Ship and her colleagues at Healthcare Associates are ahead of the curve when it comes to new approaches to keeping patients healthy. "There is a lot of research, energy, and thought that goes into how we are practicing and what we should be doing," she says. "That is one of the joys of working at an academic practice." She notes that they treat patients based on what they know about populations and also the specific individual, applying interventions like managing blood pressure and doing pap smears that can ultimately be lifesaving. During a typical patient visit, Ship also focuses on identifying and discussing behaviors that can be destructive to overall health. There is evidence that if a doctor talks to a patient about smoking cessation for five minutes, the incidence of quitting goes up. "We have that capacity," she says. "It takes time, which is our most precious resource right now. But it is a painless intervention, and it makes a huge difference."
This focus translated into an editorial published in the New England Journal of Medicine in 2010 urging doctors to counsel their patients about the risks of distracted driving.

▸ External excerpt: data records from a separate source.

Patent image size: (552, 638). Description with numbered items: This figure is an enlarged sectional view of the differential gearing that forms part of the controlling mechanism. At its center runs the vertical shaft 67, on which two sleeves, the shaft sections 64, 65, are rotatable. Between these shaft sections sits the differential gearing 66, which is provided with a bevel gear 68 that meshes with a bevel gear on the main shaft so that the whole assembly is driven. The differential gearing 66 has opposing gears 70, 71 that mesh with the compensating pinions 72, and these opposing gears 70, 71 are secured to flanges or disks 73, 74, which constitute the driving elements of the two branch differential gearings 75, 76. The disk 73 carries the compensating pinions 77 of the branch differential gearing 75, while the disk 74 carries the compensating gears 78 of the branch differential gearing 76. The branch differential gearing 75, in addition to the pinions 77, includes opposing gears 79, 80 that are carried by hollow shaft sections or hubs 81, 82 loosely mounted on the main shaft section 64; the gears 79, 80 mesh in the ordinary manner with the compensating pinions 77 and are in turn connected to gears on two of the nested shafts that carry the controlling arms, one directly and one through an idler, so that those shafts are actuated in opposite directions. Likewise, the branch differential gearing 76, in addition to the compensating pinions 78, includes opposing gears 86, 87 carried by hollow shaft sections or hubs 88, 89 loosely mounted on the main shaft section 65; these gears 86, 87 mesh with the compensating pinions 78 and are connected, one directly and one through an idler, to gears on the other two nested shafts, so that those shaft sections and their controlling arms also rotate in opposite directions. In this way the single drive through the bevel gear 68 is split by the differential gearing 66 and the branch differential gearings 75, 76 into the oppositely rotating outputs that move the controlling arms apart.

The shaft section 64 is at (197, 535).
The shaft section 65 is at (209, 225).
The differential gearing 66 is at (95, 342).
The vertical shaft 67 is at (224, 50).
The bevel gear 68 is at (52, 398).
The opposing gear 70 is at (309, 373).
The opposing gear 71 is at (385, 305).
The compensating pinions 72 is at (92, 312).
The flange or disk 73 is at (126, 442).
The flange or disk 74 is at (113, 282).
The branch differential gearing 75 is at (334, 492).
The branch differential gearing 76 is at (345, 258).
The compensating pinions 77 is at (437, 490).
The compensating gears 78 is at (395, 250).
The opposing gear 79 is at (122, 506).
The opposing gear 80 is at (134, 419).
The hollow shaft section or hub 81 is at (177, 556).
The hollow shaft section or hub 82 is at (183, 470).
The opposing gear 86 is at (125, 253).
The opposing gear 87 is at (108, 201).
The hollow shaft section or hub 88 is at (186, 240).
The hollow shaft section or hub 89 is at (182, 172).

The message in her article was simple: driving while distracted, whether it is talking on the phone or texting, increases the likelihood of accident and injury, and in some cases death. "As I say to my patients, there is no phone call that is worth putting your or anybody else's life at risk," she says. Since the article was published, Ship has discussed the potential dangers with all of her patients and encouraged them to change their behavior. She notes that when she has followed up on the request, the majority of her patients have stopped using their phones while driving. "Primary care doctors are uniquely positioned to teach and influence patients; we should not squander that power," she concludes in the article. "A question about driving and distraction is as central to the preventive care we provide as the other questions we ask. Not to ask-and not to educate our patients and reduce their risk-is to place in harm's way those we hope to heal."
Over the course of her BIDMC career, Ship has been exploring the possibilities in primary care in order to treat all of her patients with the compassion and expertise they deserve. "I like the diversity of my job," she explains. "I have an extraordinary community of colleagues. I love being in academic medicine; I am constantly challenged and constantly learning. I see patients, I teach, I write, I edit. No day is quite like any other, and I love that."